Nonetheless, the fundamental outlook of a Biden administration would differ in stark terms from those of Trump. They will be more pragmatic, rational, and diplomatically seasoned. Most importantly, they are likely to accept that China is an enormously important global player, deeply integrated into the global capitalist system with far-reaching trade and financial ties.
A Biden administration is therefore likely to recognize that China cannot be contained à la the Soviet Union of yesteryear. Decoupling and a new Cold War would be disastrous for both sides, with no assurance that American sway will truly convince all allies and friends to side with it. It is perhaps for this reason that Biden has mostly avoided and dodged questions on his China policy, including during both U.S. Presidential debates.

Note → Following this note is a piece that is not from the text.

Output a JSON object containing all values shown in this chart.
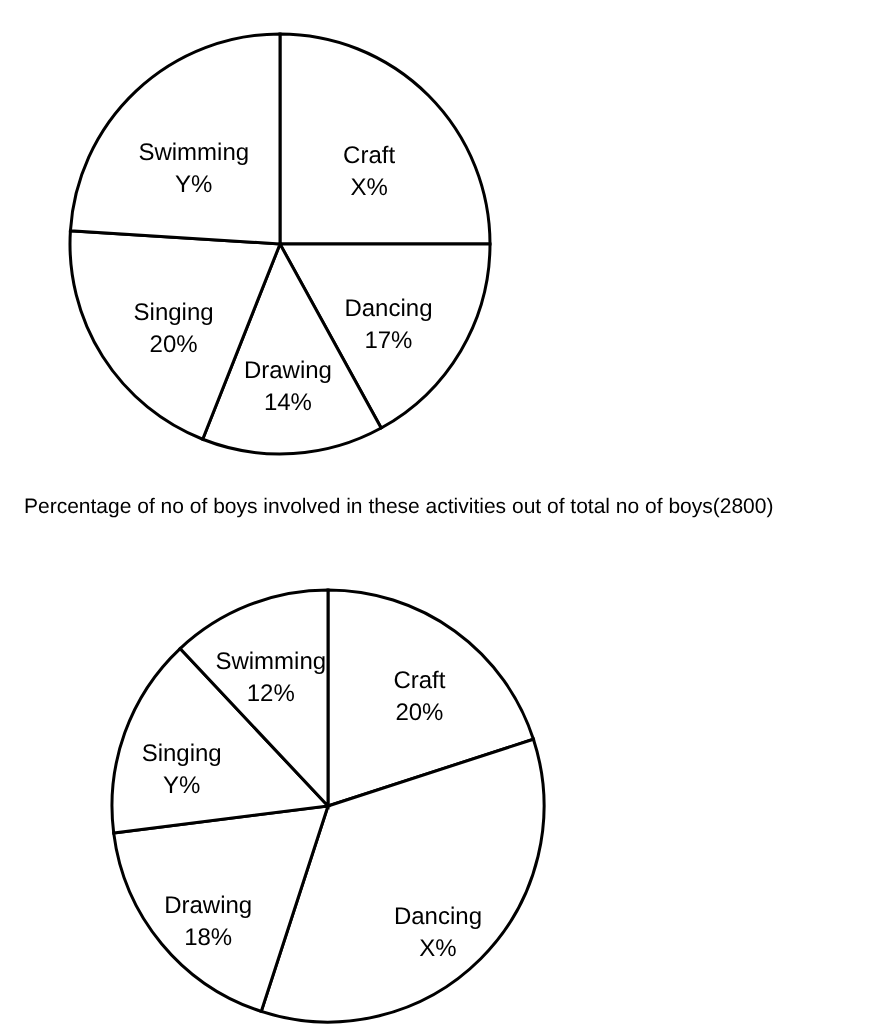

Naturally, Biden has also taken a highly critical tone of China, indicating that he would be just as tough on China as Trump. But there is little doubt that Biden would work with allies, partners, and other countries. Such a more collaborative effort would find many more willing partners than Trump’s strongman tactics. The rapid ascent of Chinese power, even more so now that China is the only major economy to have rapidly recovered from the shock induced by COVID-19, is troubling many countries all over the world.
However, re-building U.S. alliances and partnership to counter China more effectively will necessitate adjusting U.S. policies. Most European allies, for example, take a much less aggressive and strident tone when confronting China. They have interests that run counter to those of America as framed by the Trump administration. This includes the crucial technology war that is cutting Chinese firms off from advanced chips manufactured with American technology.
From Beijing’s point of view, a potential Biden administration is thus a double-edged sword. American policies will become more measured, less chaotic and, for sure, less impulsive. But they will be much more closely coordinated with allies and partners globally. The tariffs from the trade war are likely to be gradually rolled back, perhaps after another round of economic negotiations with Beijing. And overall, a willingness to talk and negotiate might open at least some room for compromise, including in the technology war.
Given differing domestic policy goals under a Biden administration, there are certain areas that could lead to greater cooperation, such as on climate change, nuclear proliferation, and global public health. Faced with a choice between Scylla and Charybdis, the fabled immortal and irresistible monsters who beset a narrow shipping strait that Odysseus had to traverse during his voyages, Beijing might well perceive no good options. Nonetheless, a Biden administration promises to bring more certainty, less outright and uncontrolled confrontation, and perhaps a final chance for some form of peaceful coexistence between the globe’s two biggest powers.